Die Konstruktion der Minderheitsregierung hat in Deutschland einen schlechten Ruf. Sie biete aber auch Chancen für die Opposition und erfordere die Bereitschaft der Regierung, alle Abgeordneten offen zu beteiligen, sagt Anke Spoorendonk, SSW-Fraktionsvorsitzende im Landtag von Schleswig-Holstein.

Anke Spoorendonk im Gespräch mit Jasper Barenberg |
    Anke Spoorendonk: Guten Tag!

    Barenberg: Frau Spoorendonk, hierzulande wird ja die Minderheitsregierung gewöhnlich als Notlösung auf Zeit lediglich gesehen. Ist das zu einseitig betrachtet?

    Spoorendonk: Das ist auf jeden Fall zu einseitig betrachtet. Man kann ja einfach mal sehen, wie es in den skandinavischen Ländern läuft. Da gehört eine Minderheitsregierung sozusagen zum politischen Alltag, sie hat eine lange Tradition. Das ist ja nicht so, dass man sie dort aus ideologischen Gründen wählt, aber es gibt sie immer wieder, und die Erfahrung zeigt, dass man auch mit einer Minderheitsregierung große Reformvorhaben bewältigen kann.

    Barenberg: In Skandinavien – Sie haben es erwähnt – ist das gang und gäbe. In Schweden beispielsweise haben die Sozialdemokraten Jahrzehnte ohne eigene Mehrheit regiert. Was ist denn dort anders in der Handhabung, im Parlamentarismus?

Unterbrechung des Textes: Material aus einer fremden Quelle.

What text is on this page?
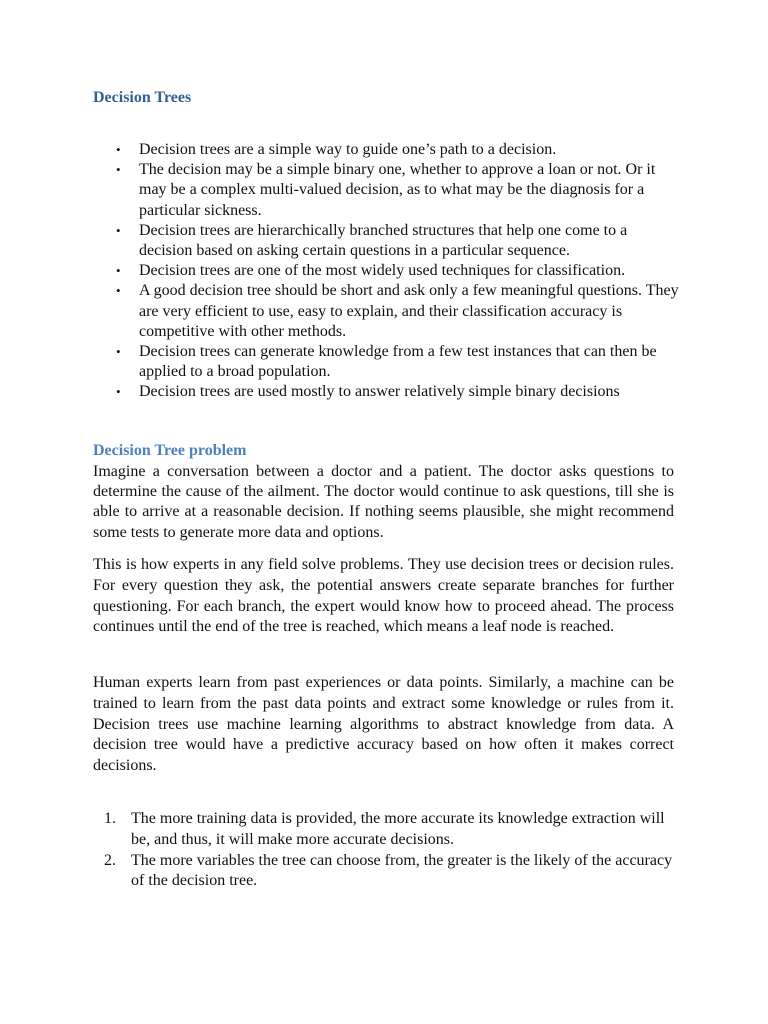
Decision Trees
• Decision trees are a simple way to guide one’s path to a decision.
• The decision may be a simple binary one, whether to approve a loan or not. Or it may be a complex multi-valued decision, as to what may be the diagnosis for a particular sickness.
• Decision trees are hierarchically branched structures that help one come to a decision based on asking certain questions in a particular sequence.
• Decision trees are one of the most widely used techniques for classification.
• A good decision tree should be short and ask only a few meaningful questions. They are very efficient to use, easy to explain, and their classification accuracy is competitive with other methods.
• Decision trees can generate knowledge from a few test instances that can then be applied to a broad population.
• Decision trees are used mostly to answer relatively simple binary decisions
Decision Tree problem

Imagine a conversation between a doctor and a patient. The doctor asks questions to determine the cause of the ailment. The doctor would continue to ask questions, till she is able to arrive at a reasonable decision. If nothing seems plausible, she might recommend some tests to generate more data and options.

This is how experts in any field solve problems. They use decision trees or decision rules. For every question they ask, the potential answers create separate branches for further questioning. For each branch, the expert would know how to proceed ahead. The process continues until the end of the tree is reached, which means a leaf node is reached.

Human experts learn from past experiences or data points. Similarly, a machine can be trained to learn from the past data points and extract some knowledge or rules from it. Decision trees use machine learning algorithms to abstract knowledge from data. A decision tree would have a predictive accuracy based on how often it makes correct decisions.

1. The more training data is provided, the more accurate its knowledge extraction will be, and thus, it will make more accurate decisions.
2. The more variables the tree can choose from, the greater is the likely of the accuracy of the decision tree.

    Spoorendonk: Das ist natürlich eine andere politische Kultur, das steht schon mal fest, und man hat auch begriffen, dass man nicht weiterkommt, indem man nur auf Mehrheiten achtet. Man muss auch weiterkommen können, sagt man sich in den nordischen Ländern, wenn eine Regierung keine Mehrheit gegen sich hat, und das ist ja in Schweden immer wieder der Fall gewesen, in Dänemark auch. Von daher lebt eine Minderheitsregierung von einer politischen Kultur der Gleichwertigkeit von Parlaments- und Regierungsarbeit, von einer Arbeit auf gleicher Augenhöhe sozusagen, und notwendig ist eben auch, dass man von Regierungsseite dann dem Parlament gegenüber auch ein Vertrauen entgegenbringt, und umgekehrt, dass Parlaments-, oder dass Oppositionsarbeit sich nicht als Fundamentalopposition begreift.

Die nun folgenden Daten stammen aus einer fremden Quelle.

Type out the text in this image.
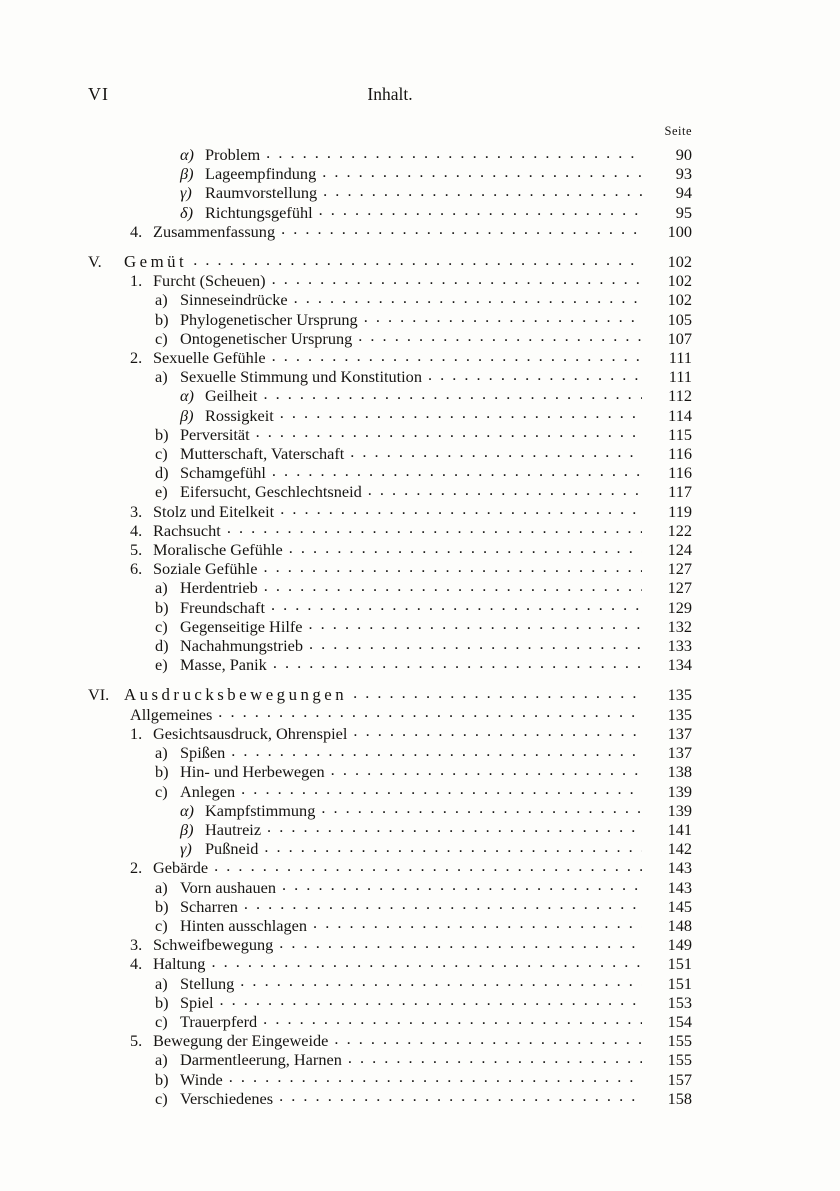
VI	Inhalt.
Seite
α) Problem . . .	90
β) Lageempfindung . . .	93
γ) Raumvorstellung . . .	94
δ) Richtungsgefühl . . .	95
4. Zusammenfassung . . .	100
V.	Gemüt . . .	102
1. Furcht (Scheuen) . . .	102
a) Sinneseindrücke . . .	102
b) Phylogenetischer Ursprung . . .	105
c) Ontogenetischer Ursprung . . .	107
2. Sexuelle Gefühle . . .	111
a) Sexuelle Stimmung und Konstitution . . .	111
α) Geilheit . . .	112
β) Rossigkeit . . .	114
b) Perversität . . .	115
c) Mutterschaft, Vaterschaft . . .	116
d) Schamgefühl . . .	116
e) Eifersucht, Geschlechtsneid . . .	117
3. Stolz und Eitelkeit . . .	119
4. Rachsucht . . .	122
5. Moralische Gefühle . . .	124
6. Soziale Gefühle . . .	127
a) Herdentrieb . . .	127
b) Freundschaft . . .	129
c) Gegenseitige Hilfe . . .	132
d) Nachahmungstrieb . . .	133
e) Masse, Panik . . .	134
VI. Ausdrucksbewegungen . . .	135
Allgemeines . . .	135
1. Gesichtsausdruck, Ohrenspiel . . .	137
a) Spißen . . .	137
b) Hin- und Herbewegen . . .	138
c) Anlegen . . .	139
α) Kampfstimmung . . .	139
β) Hautreiz . . .	141
γ) Pußneid . . .	142
2. Gebärde . . .	143
a) Vorn aushauen . . .	143
b) Scharren . . .	145
c) Hinten ausschlagen . . .	148
3. Schweifbewegung . . .	149
4. Haltung . . .	151
a) Stellung . . .	151
b) Spiel . . .	153
c) Trauerpferd . . .	154
5. Bewegung der Eingeweide . . .	155
a) Darmentleerung, Harnen . . .	155
b) Winde . . .	157
c) Verschiedenes . . .	158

    Barenberg: Wenn wir nun darauf schauen, wie die Sache in Nordrhein-Westfalen gerade läuft. Die bisherigen Reaktionen von CDU und FDP deuten ja auf eine abermalige Lagerbildung hin. Sie kündigen eine scharfe Oppositionspolitik an, Blockade, Abstimmungsniederlagen der geplanten Minderheitsregierung zu erteilen. Das sei quasi die Hauptaufgabe der CDU beispielsweise in der Opposition. Sehen Sie überhaupt eine Chance, sehen Sie Anzeichen dafür, dass man dieses Muster von Regierung gegen Opposition durchbrechen könnte?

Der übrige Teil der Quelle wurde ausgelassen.